First of all, RIP Shoucheng Zhang.

It is unfortunate that my first post of the New Year is about a sad news from Dec. of 2018. Prominent Standford physicist, Shoucheng Zhang passed away in early Dec. of an apparent suicide. He was only 55, and according to his family, has been suffering from bouts of depression. But what triggers this report is the possible connection between him and US-China relation, which, btw, is purely a rumor right now.

Zhang was originally recruited in 2008 under the Thousand Talents program — a CCP effort to attract top scientists from overseas to work in China — to conduct research at Tsinghua University in Beijing. Zhang was active in helping U.S.-trained Chinese researchers return home, and expressed his desire to help “bring back the front-lines of research to China” in a recent interview with Chinese news portal Sina.  

Zhang’s venture capital firm Digital Horizon Capital (DHVC), formerly known as Danhua Capital, was recently linked to China’s “Made in China 2025” technology dominance program in a Nov. 30 U.S. Trade Representative (USTR) report. According to the report, venture capital firms like DHVC are ultimately aimed at allowing China to access vital technology from U.S. startups. Zhang’s firm lists 113 U.S. companies in its portfolio, most falling within emerging sectors that the Chinese government has identified as strategic priorities. 

The “Made in China 2025” program combines economic espionage and aggressive business acquisitions to aid China’s quest to become a tech manufacturing superpower, the USTR report continues. The program was launched in 2015 and has been cited by the Trump administration as evidence that the Chinese government is engaged in a strategic effort to steal American technological expertise. 

I have absolutely no knowledge on any of these. I can only mourn the brilliant mind that we have lost.

I first heard of "S.C. Zhang" when I was still working as a grad student in condensed matter physics, especially on the high-Tc superconductors. He published this paper in Science, authored by him alone, on the SO5 symmetry for the basis of a unified theory of superconductivity and antiferromagntism[1]. That publication created quite a shakeup in condensed matter theory world at that time.
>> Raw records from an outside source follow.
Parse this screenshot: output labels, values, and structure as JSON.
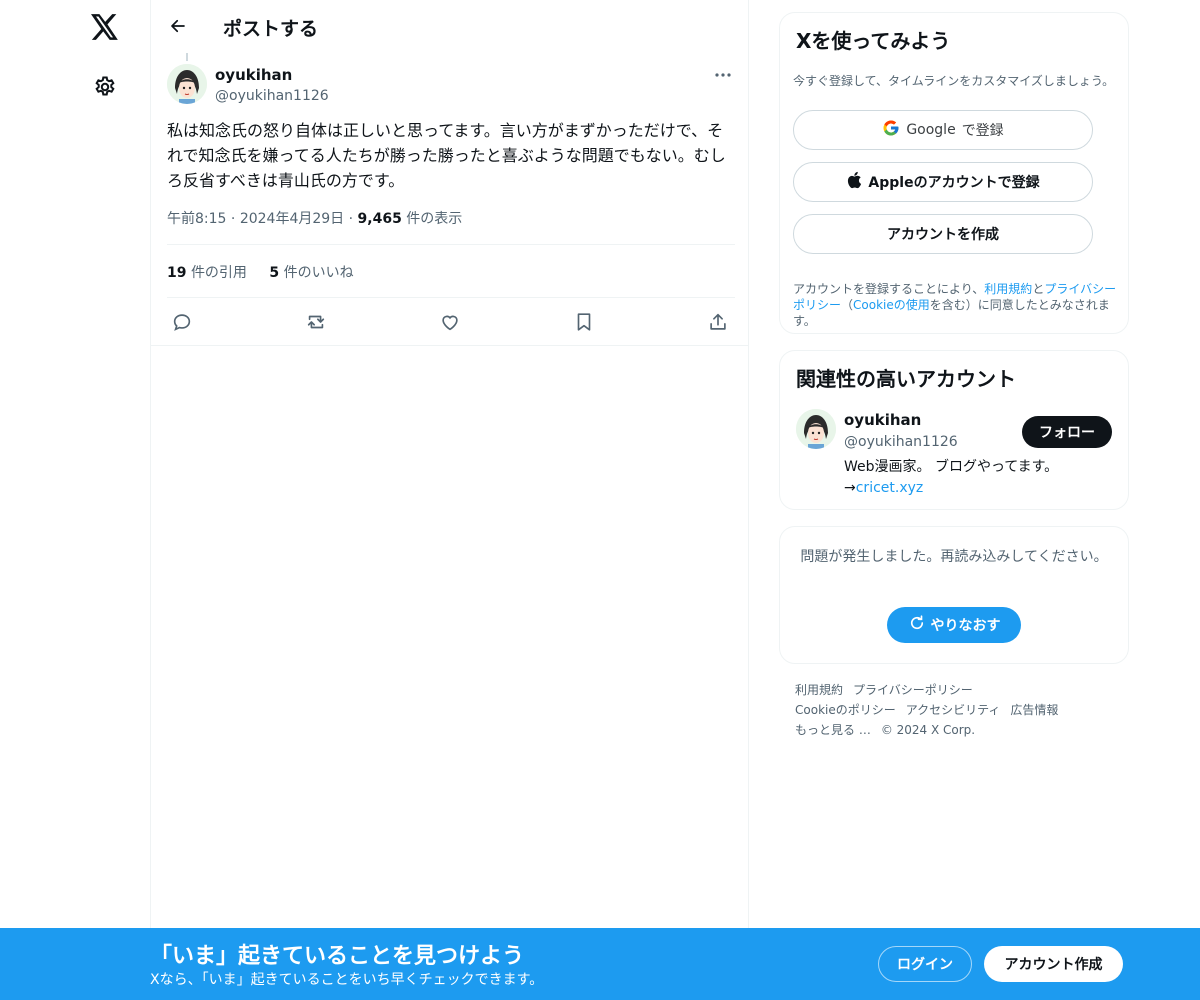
{
  "nav": {
    "logo_icon": "x-logo-icon",
    "settings_icon": "gear-icon"
  },
  "header": {
    "back_icon": "arrow-left-icon",
    "title": "ポストする"
  },
  "post": {
    "author_name": "oyukihan",
    "author_handle": "@oyukihan1126",
    "text": "私は知念氏の怒り自体は正しいと思ってます。言い方がまずかっただけで、それで知念氏を嫌ってる人たちが勝った勝ったと喜ぶような問題でもない。むしろ反省すべきは青山氏の方です。",
    "time": "午前8:15",
    "date": "2024年4月29日",
    "views_count": "9,465",
    "views_label": "件の表示",
    "quotes_count": "19",
    "quotes_label": "件の引用",
    "likes_count": "5",
    "likes_label": "件のいいね",
    "actions": [
      "reply-icon",
      "repost-icon",
      "like-icon",
      "bookmark-icon",
      "share-icon"
    ]
  },
  "signup_card": {
    "title": "Xを使ってみよう",
    "subtitle": "今すぐ登録して、タイムラインをカスタマイズしましょう。",
    "google_label": "Google",
    "google_suffix": "で登録",
    "apple_label": "Appleのアカウントで登録",
    "create_label": "アカウントを作成",
    "terms_prefix": "アカウントを登録することにより、",
    "terms_link": "利用規約",
    "terms_and": "と",
    "privacy_link": "プライバシーポリシー",
    "terms_paren_open": "（",
    "cookie_link": "Cookieの使用",
    "terms_suffix": "を含む）に同意したとみなされます。"
  },
  "related": {
    "title": "関連性の高いアカウント",
    "name": "oyukihan",
    "handle": "@oyukihan1126",
    "bio_line1": "Web漫画家。 ブログやってます。",
    "bio_arrow": "→",
    "bio_link": "cricet.xyz",
    "follow_label": "フォロー"
  },
  "error_card": {
    "message": "問題が発生しました。再読み込みしてください。",
    "retry_label": "やりなおす"
  },
  "footer": {
    "links": [
      "利用規約",
      "プライバシーポリシー",
      "Cookieのポリシー",
      "アクセシビリティ",
      "広告情報",
      "もっと見る …",
      "© 2024 X Corp."
    ]
  },
  "bottom_bar": {
    "title": "「いま」起きていることを見つけよう",
    "subtitle": "Xなら、「いま」起きていることをいち早くチェックできます。",
    "login_label": "ログイン",
    "signup_label": "アカウント作成"
  },
  "colors": {
    "accent": "#1d9bf0",
    "text": "#0f1419",
    "muted": "#536471",
    "border": "#eff3f4"
  }
}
It was a bit later that I learned that he came out of an expertise in elementary particle physics, and switched fields to go dabble into condensed matter (see, kids? I told you that various topics in physics are connected and interrelated!). Of course, his latest ground-breaking work was the initial proposal for topological insulators[2]. This was Nobel Prize-caliber work, in my opinion.

Besides that, I've often cited one of his writings when the issue of emergent phenomena comes up.[3] As someone with a training in high energy/elementary particle, he definitely had the expertise to talk about both sides of the coin: reductionism versus emergent phenomenon.

Whatever the circumstances are surrounding his death, we have lost a brilliant physicist. If topological insulators become the rich playground for physicists and engineers in the years to come, as it is expected to, I hope the world remembers his name as someone who was responsible for this advancement.

Zz.

[1] S.C. Zhang, Science v.275, p.1089 (1997).
[2] H. Zhang et al., Nature Physics v.5, p.438 (2009).